Вяч. Иванов безмерно любил и Германию, и старую немецкую культуру. Он не мог не помнить о Гёттингенском университете в начале XIX столетия, этой «Мекке» русских юношей, о лицейских профессорах Пушкина, окончивших его, о немецком романтизме, который Жуковский привил к стволу российской поэзии, о поклонниках Шеллинга – «любомудрах», будущих славянофилах. В его сердце всегда жила благодарная память о профессоре Моммзене, об углубленных семинарских занятиях и беседах в доме учителя, о самозабвенном энтузиазме Ragazzi Capitolini из Германского археологического института в Риме. Но он не мог забыть и о том страшном, что зрело на его глазах в тишине довоенной Германии: «…едва коснувшись заветного отцам и исстари чаемого сокровища, победители, хватая одною рукой вожделенный дар из рук Провидения, другою уже творили насилие и притеснение, уже злоупотребляли добытым благом. Достижение совпало с нарушением. То, чего некогда всего более страшились богобоязненные и мудрые эллины, случилось: нагнетена была и через край переполнена мера, и тотчас проснулась в недрах времен и уставила на торжествующих неотводный, мстительный взор памятливая Эриния, ревнивая Немезида. Кто превысил меру, говорили эллины, впал в “надмение” –
Предчувствие этой трагедии в судьбе Германии ХХ столетия Вяч. Иванов видел у наследника эллинской мудрости Гёте в созданном им образе Фауста, словно воплотившем в себе дух, историю и роковые заблуждения немецкого народа, ведомого по своему собственному выбору духом зла к ложным целям: «Разуверившийся во всех внеположных вещественной действительности, или, точнее, феномену жизни, основам духа, Фауст одержим надмением, за коим следует по пятам Обида. Недаром своим доверенным приспешником в овладении царствами и богатствами мира, своим первым министром и полномощным наместником он ставит Мефистофеля. Этот, с помощью Трех Сильных, из-под чьих личин сквозит бездушная мощь боевых орудий, правит землею, как приличествует дьяволу. Тогда начинается слепота Фауста, сбитого с толку демоном суетливой Заботы, – наступает его конечное умопомрачение и, меж тем как прислужники Аримана роют ему могилу, он мнит себя впервые в жизни удовлетворенным. О, эта ирония поэта-провидца!.. То, что обуславливает эпилог в небе и спасение бессмертной части Фауста, в современной, видимой миру, Германии безнадежно затемнено и утрачено»[300].

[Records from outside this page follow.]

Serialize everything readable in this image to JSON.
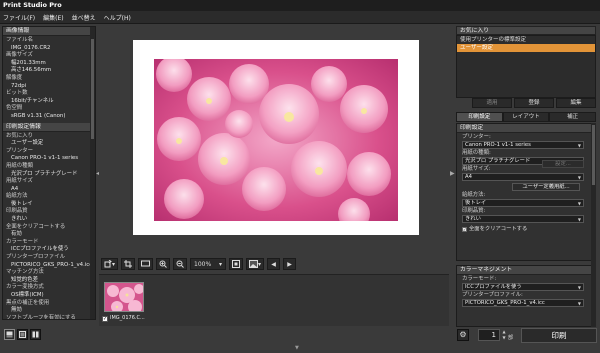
{
  "app": {
    "title": "Print Studio Pro"
  },
  "menu": [
    "ファイル(F)",
    "編集(E)",
    "並べ替え",
    "ヘルプ(H)"
  ],
  "left_panel": {
    "sections": [
      {
        "title": "画像情報",
        "rows": [
          {
            "text": "ファイル名",
            "indent": false
          },
          {
            "text": "IMG_0176.CR2",
            "indent": true
          },
          {
            "text": "画像サイズ",
            "indent": false
          },
          {
            "text": "幅201.33mm",
            "indent": true
          },
          {
            "text": "高さ146.56mm",
            "indent": true
          },
          {
            "text": "解像度",
            "indent": false
          },
          {
            "text": "72dpi",
            "indent": true
          },
          {
            "text": "ビット数",
            "indent": false
          },
          {
            "text": "16bit/チャンネル",
            "indent": true
          },
          {
            "text": "色空間",
            "indent": false
          },
          {
            "text": "sRGB v1.31 (Canon)",
            "indent": true
          }
        ]
      },
      {
        "title": "印刷設定情報",
        "rows": [
          {
            "text": "お気に入り",
            "indent": false
          },
          {
            "text": "ユーザー設定",
            "indent": true
          },
          {
            "text": "プリンター",
            "indent": false
          },
          {
            "text": "Canon PRO-1 v1-1 series",
            "indent": true
          },
          {
            "text": "用紙の種類",
            "indent": false
          },
          {
            "text": "光沢プロ プラチナグレード",
            "indent": true
          },
          {
            "text": "用紙サイズ",
            "indent": false
          },
          {
            "text": "A4",
            "indent": true
          },
          {
            "text": "給紙方法",
            "indent": false
          },
          {
            "text": "後トレイ",
            "indent": true
          },
          {
            "text": "印刷品質",
            "indent": false
          },
          {
            "text": "きれい",
            "indent": true
          },
          {
            "text": "全面をクリアコートする",
            "indent": false
          },
          {
            "text": "有効",
            "indent": true
          },
          {
            "text": "カラーモード",
            "indent": false
          },
          {
            "text": "ICCプロファイルを使う",
            "indent": true
          },
          {
            "text": "プリンタープロファイル",
            "indent": false
          },
          {
            "text": "PICTORICO_GKS_PRO-1_v4.icc",
            "indent": true
          },
          {
            "text": "マッチング方法",
            "indent": false
          },
          {
            "text": "知覚的色差",
            "indent": true
          },
          {
            "text": "カラー変換方式",
            "indent": false
          },
          {
            "text": "OS標準(ICM)",
            "indent": true
          },
          {
            "text": "黒点の補正を使用",
            "indent": false
          },
          {
            "text": "無効",
            "indent": true
          },
          {
            "text": "ソフトプルーフを有効にする",
            "indent": false
          },
          {
            "text": "無効",
            "indent": true
          }
        ]
      }
    ]
  },
  "toolbar": {
    "zoom": "100%"
  },
  "thumbnail": {
    "label": "IMG_0176.C..."
  },
  "right_panel": {
    "favorites_title": "お気に入り",
    "favorites": [
      "使用プリンターの標準設定",
      "ユーザー設定"
    ],
    "fav_buttons": [
      "適用",
      "登録",
      "編集"
    ],
    "tabs": [
      "印刷設定",
      "レイアウト",
      "補正"
    ],
    "settings_title": "印刷設定",
    "printer_label": "プリンター:",
    "printer_value": "Canon PRO-1 v1-1 series",
    "paper_type_label": "用紙の種類:",
    "paper_type_value": "光沢プロ プラチナグレード",
    "paper_size_label": "用紙サイズ:",
    "paper_size_value": "A4",
    "user_size_button": "ユーザー定義用紙...",
    "feed_label": "給紙方法:",
    "feed_value": "後トレイ",
    "quality_label": "印刷品質:",
    "quality_value": "きれい",
    "settings_button": "設定...",
    "clearcoat_label": "全面をクリアコートする",
    "cm_title": "カラーマネジメント",
    "color_mode_label": "カラーモード:",
    "color_mode_value": "ICCプロファイルを使う",
    "profile_label": "プリンタープロファイル:",
    "profile_value": "PICTORICO_GKS_PRO-1_v4.icc"
  },
  "print": {
    "copies": "1",
    "unit": "部",
    "button": "印刷"
  }
}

В подтверждение этих мыслей Вяч. Иванов «давал слово» своим немецким оппонентам, как бы «суммируя» все то, чем они так гордились: «Как далеко опередили мы вас, народы Европы, в накоплении и хитром использовании всех наличных частных энергий! Всех опередили мы и в преодолении старинных предрассудков, препятствовавших механистической целесообразности… Мы преодолели пору политического дробления и бессилия, которых, по-видимому, вовсе не замечал добрый старик Гете, хотя и правильно догадывался в лице своего Фауста, что “в начале бе” не Слово, а Дело. Мы стали практические люди… и самого Лютера, который все еще запускал в беса чернильницей, – преодолели… Вся деятельность духа станет в нашем смысле наукообразной… жизнь же будет отдана жизни, в ее научно-биологическом смысле… Это и есть культура! Они восстают на нас… и в исступлении кричат: “Маски долой, – вы и без того угадали правду!..” Последнее слово того антропологического процесса, который мы называли культурой, – антропофагия»[301].
Невольно вспоминалась одна из новелл романа В. Одоевского «Русские ночи» – «Город без имени», где жители страны Бентамия, провозгласившие, что польза и выгода превыше всего, закончили полным разрушением экономической и общественной жизни, одичали и начали приносить человеческие жертвы. Принцип «нравственно то, что выгодно» (безразлично, для чего и для кого – для немецкого государства или промышленной империи Круппа, для дела нации или пролетарской революции) привел в ХХ веке к самым страшным за всю мировую историю бесчисленным гекатомбам. Но начиналось это тогда, когда выгода и целесообразность были поставлены превыше Бога и совести.